The longer a student will stay at CSUN, the more she will pay. Here is why.

California is a state in denial. We are forever blowing financial bubbles; we indulge short-term speculation and forego long-term investment. We borrow beyond our means, betting on suckers to buy our follies. Then when bubbles burst and taxes topple, we cry, “We were bamboozled!”

CSU is in denial, too. We cannot call the thing that students pay /tuition/, though each year they pay more and financial aid grows more because the state funds less per student–$1,000 less than five years ago. Meanwhile tuitions—excuse me, fees—in CSU and community colleges remain among the lowest in the nation, and grants in aid remain among the highest.

We deny the present and distort the past. We invoke the low fees in the Master Plan of 1960. But that plan rejected remediation. The authors under-estimated the number of students and the cost of faculty. It was written before the war on poverty increased public assistance, fear of crime inflated prison budgets, and the revolt against local property taxes made K-12 schools rely more on state funds. Changing beliefs have lowered the priority of public higher education for state funding.

Until people vote differently, the trend will continue.
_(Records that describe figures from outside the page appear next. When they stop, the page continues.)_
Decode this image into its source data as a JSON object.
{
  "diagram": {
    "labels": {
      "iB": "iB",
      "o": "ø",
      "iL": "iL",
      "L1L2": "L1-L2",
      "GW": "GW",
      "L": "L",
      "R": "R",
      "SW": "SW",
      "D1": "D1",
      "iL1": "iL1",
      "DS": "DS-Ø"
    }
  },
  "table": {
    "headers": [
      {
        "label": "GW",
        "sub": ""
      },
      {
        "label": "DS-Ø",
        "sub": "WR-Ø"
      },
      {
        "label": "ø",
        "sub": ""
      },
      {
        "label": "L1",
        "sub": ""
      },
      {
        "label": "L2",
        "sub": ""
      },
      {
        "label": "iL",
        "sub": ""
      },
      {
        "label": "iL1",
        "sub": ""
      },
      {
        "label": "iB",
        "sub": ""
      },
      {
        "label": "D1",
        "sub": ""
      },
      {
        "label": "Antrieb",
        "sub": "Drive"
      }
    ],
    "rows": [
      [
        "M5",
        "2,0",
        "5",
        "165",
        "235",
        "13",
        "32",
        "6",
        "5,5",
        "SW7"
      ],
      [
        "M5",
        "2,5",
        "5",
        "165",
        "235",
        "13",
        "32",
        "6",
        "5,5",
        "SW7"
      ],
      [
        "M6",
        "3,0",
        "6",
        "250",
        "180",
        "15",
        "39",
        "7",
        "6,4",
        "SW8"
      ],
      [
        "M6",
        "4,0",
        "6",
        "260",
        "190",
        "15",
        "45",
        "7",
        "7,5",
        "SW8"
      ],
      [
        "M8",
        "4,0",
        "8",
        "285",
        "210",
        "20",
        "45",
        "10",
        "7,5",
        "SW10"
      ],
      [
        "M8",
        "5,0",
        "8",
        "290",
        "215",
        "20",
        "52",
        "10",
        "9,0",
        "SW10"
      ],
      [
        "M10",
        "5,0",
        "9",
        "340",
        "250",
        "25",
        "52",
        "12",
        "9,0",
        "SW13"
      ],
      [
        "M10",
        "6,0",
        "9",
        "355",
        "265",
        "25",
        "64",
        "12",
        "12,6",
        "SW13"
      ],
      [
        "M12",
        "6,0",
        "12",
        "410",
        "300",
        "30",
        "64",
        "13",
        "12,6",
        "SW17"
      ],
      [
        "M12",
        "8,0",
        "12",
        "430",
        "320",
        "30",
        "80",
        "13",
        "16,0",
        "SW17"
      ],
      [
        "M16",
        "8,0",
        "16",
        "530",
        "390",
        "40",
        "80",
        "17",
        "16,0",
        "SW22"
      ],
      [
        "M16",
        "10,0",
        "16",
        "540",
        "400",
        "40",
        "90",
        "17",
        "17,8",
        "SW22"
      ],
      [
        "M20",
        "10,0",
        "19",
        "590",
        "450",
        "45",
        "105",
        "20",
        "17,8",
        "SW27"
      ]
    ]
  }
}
Unless we invest for public good, not just private gain, the riches of a few will impoverish the republic as a whole.

Because fees are rising, the longer a student will stay at CSUN the more she will pay. As a result, in spring we will make more class sections available. Since everything cannot be taught in prime time, students must keep their schedules flexible.

For California to be functional, government, markets, and people must be mutually accountable.